A change seemed to come over Battleby now. It was as though he'd been hoping Stern would never get into personal affairs, but now that he had, he wasn't going to let his old friend down. He took off his glasses, wiped them, and began to gulp and shake his head, as though what he were about to say was so true and real he could hardly get it out. Then, in a voice that had all the patience and tolerance of an entire race of long-suffering Negroes, he said, "You have got to abstract yourself so that you present a faceless picture to society."
"We all do," said Battleby, shaking his head and replacing his horn-rims. "Every one of us do."
Stern, puzzled, but afraid that if he asked for elaboration, Battleby would find him anti-Negro, said, "All right. I'm going to start doing that thing right away."

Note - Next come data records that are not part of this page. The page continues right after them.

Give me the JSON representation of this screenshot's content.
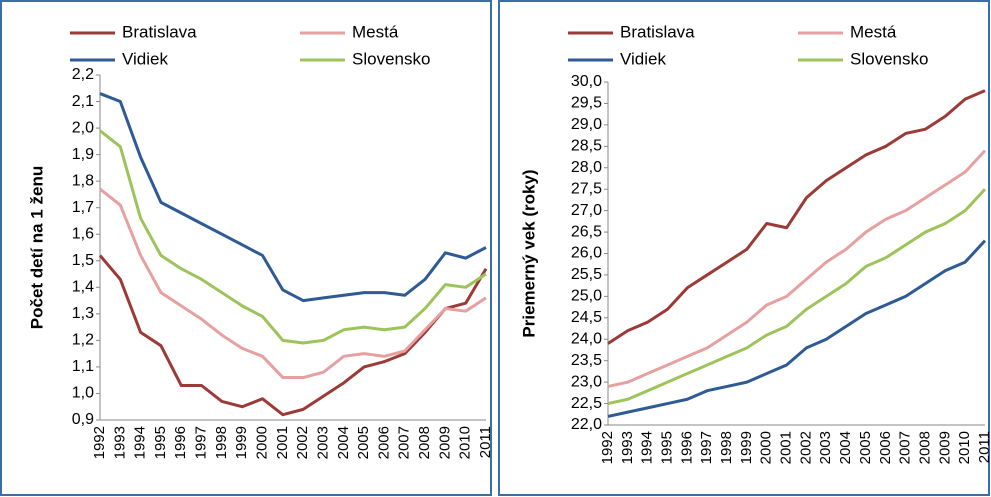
{
  "chart_data": [
    {
      "type": "line",
      "y_label": "Počet detí na 1 ženu",
      "categories": [
        "1992",
        "1993",
        "1994",
        "1995",
        "1996",
        "1997",
        "1998",
        "1999",
        "2000",
        "2001",
        "2002",
        "2003",
        "2004",
        "2005",
        "2006",
        "2007",
        "2008",
        "2009",
        "2010",
        "2011"
      ],
      "ylim": [
        0.9,
        2.2
      ],
      "yticks": [
        {
          "value": 0.9,
          "label": "0,9"
        },
        {
          "value": 1.0,
          "label": "1,0"
        },
        {
          "value": 1.1,
          "label": "1,1"
        },
        {
          "value": 1.2,
          "label": "1,2"
        },
        {
          "value": 1.3,
          "label": "1,3"
        },
        {
          "value": 1.4,
          "label": "1,4"
        },
        {
          "value": 1.5,
          "label": "1,5"
        },
        {
          "value": 1.6,
          "label": "1,6"
        },
        {
          "value": 1.7,
          "label": "1,7"
        },
        {
          "value": 1.8,
          "label": "1,8"
        },
        {
          "value": 1.9,
          "label": "1,9"
        },
        {
          "value": 2.0,
          "label": "2,0"
        },
        {
          "value": 2.1,
          "label": "2,1"
        },
        {
          "value": 2.2,
          "label": "2,2"
        }
      ],
      "series": [
        {
          "name": "Bratislava",
          "color": "#9b3a36",
          "values": [
            1.52,
            1.43,
            1.23,
            1.18,
            1.03,
            1.03,
            0.97,
            0.95,
            0.98,
            0.92,
            0.94,
            0.99,
            1.04,
            1.1,
            1.12,
            1.15,
            1.23,
            1.32,
            1.34,
            1.47
          ]
        },
        {
          "name": "Mestá",
          "color": "#e6a0a0",
          "values": [
            1.77,
            1.71,
            1.52,
            1.38,
            1.33,
            1.28,
            1.22,
            1.17,
            1.14,
            1.06,
            1.06,
            1.08,
            1.14,
            1.15,
            1.14,
            1.16,
            1.24,
            1.32,
            1.31,
            1.36
          ]
        },
        {
          "name": "Vidiek",
          "color": "#2e5a95",
          "values": [
            2.13,
            2.1,
            1.89,
            1.72,
            1.68,
            1.64,
            1.6,
            1.56,
            1.52,
            1.39,
            1.35,
            1.36,
            1.37,
            1.38,
            1.38,
            1.37,
            1.43,
            1.53,
            1.51,
            1.55
          ]
        },
        {
          "name": "Slovensko",
          "color": "#9dc45a",
          "values": [
            1.99,
            1.93,
            1.66,
            1.52,
            1.47,
            1.43,
            1.38,
            1.33,
            1.29,
            1.2,
            1.19,
            1.2,
            1.24,
            1.25,
            1.24,
            1.25,
            1.32,
            1.41,
            1.4,
            1.45
          ]
        }
      ]
    },
    {
      "type": "line",
      "y_label": "Priemerný vek (roky)",
      "categories": [
        "1992",
        "1993",
        "1994",
        "1995",
        "1996",
        "1997",
        "1998",
        "1999",
        "2000",
        "2001",
        "2002",
        "2003",
        "2004",
        "2005",
        "2006",
        "2007",
        "2008",
        "2009",
        "2010",
        "2011"
      ],
      "ylim": [
        22.0,
        30.0
      ],
      "yticks": [
        {
          "value": 22.0,
          "label": "22,0"
        },
        {
          "value": 22.5,
          "label": "22,5"
        },
        {
          "value": 23.0,
          "label": "23,0"
        },
        {
          "value": 23.5,
          "label": "23,5"
        },
        {
          "value": 24.0,
          "label": "24,0"
        },
        {
          "value": 24.5,
          "label": "24,5"
        },
        {
          "value": 25.0,
          "label": "25,0"
        },
        {
          "value": 25.5,
          "label": "25,5"
        },
        {
          "value": 26.0,
          "label": "26,0"
        },
        {
          "value": 26.5,
          "label": "26,5"
        },
        {
          "value": 27.0,
          "label": "27,0"
        },
        {
          "value": 27.5,
          "label": "27,5"
        },
        {
          "value": 28.0,
          "label": "28,0"
        },
        {
          "value": 28.5,
          "label": "28,5"
        },
        {
          "value": 29.0,
          "label": "29,0"
        },
        {
          "value": 29.5,
          "label": "29,5"
        },
        {
          "value": 30.0,
          "label": "30,0"
        }
      ],
      "series": [
        {
          "name": "Bratislava",
          "color": "#9b3a36",
          "values": [
            23.9,
            24.2,
            24.4,
            24.7,
            25.2,
            25.5,
            25.8,
            26.1,
            26.7,
            26.6,
            27.3,
            27.7,
            28.0,
            28.3,
            28.5,
            28.8,
            28.9,
            29.2,
            29.6,
            29.8
          ]
        },
        {
          "name": "Mestá",
          "color": "#e6a0a0",
          "values": [
            22.9,
            23.0,
            23.2,
            23.4,
            23.6,
            23.8,
            24.1,
            24.4,
            24.8,
            25.0,
            25.4,
            25.8,
            26.1,
            26.5,
            26.8,
            27.0,
            27.3,
            27.6,
            27.9,
            28.4
          ]
        },
        {
          "name": "Vidiek",
          "color": "#2e5a95",
          "values": [
            22.2,
            22.3,
            22.4,
            22.5,
            22.6,
            22.8,
            22.9,
            23.0,
            23.2,
            23.4,
            23.8,
            24.0,
            24.3,
            24.6,
            24.8,
            25.0,
            25.3,
            25.6,
            25.8,
            26.3
          ]
        },
        {
          "name": "Slovensko",
          "color": "#9dc45a",
          "values": [
            22.5,
            22.6,
            22.8,
            23.0,
            23.2,
            23.4,
            23.6,
            23.8,
            24.1,
            24.3,
            24.7,
            25.0,
            25.3,
            25.7,
            25.9,
            26.2,
            26.5,
            26.7,
            27.0,
            27.5
          ]
        }
      ]
    }
  ]
}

"Good," said Battleby, rising to leave. "I'll call you as various things on me come up." And Stern, heartsick that he had not asked about the truckload of middle-weights, watched the heavy-necked Negro intellectual fly down the hall.
Talking to Battleby, Stern had not thought about his stomach, but now he touched it tentatively and a cloudburst of pain washed upward from his feet and filled his ribs. It was as though a sleeping ulcer had been annoyed and now waited within him, angry, red-eyed, and vengeance-seeking. It did not seem possible that such a large mass of terribleness could be cleared up without "going in," and Stern was certain Fabiola was wrong after all. He imagined a scene in which a thin-lipped gentile surgeon would deftly slice down several layers inside him and then, after furtively looking about to see that no one was watching, reach in and pluck out fistfuls of things Stern vitally needed. The gentile would then sew him up, leaving Stern four more years of life, in order to avert suspicion.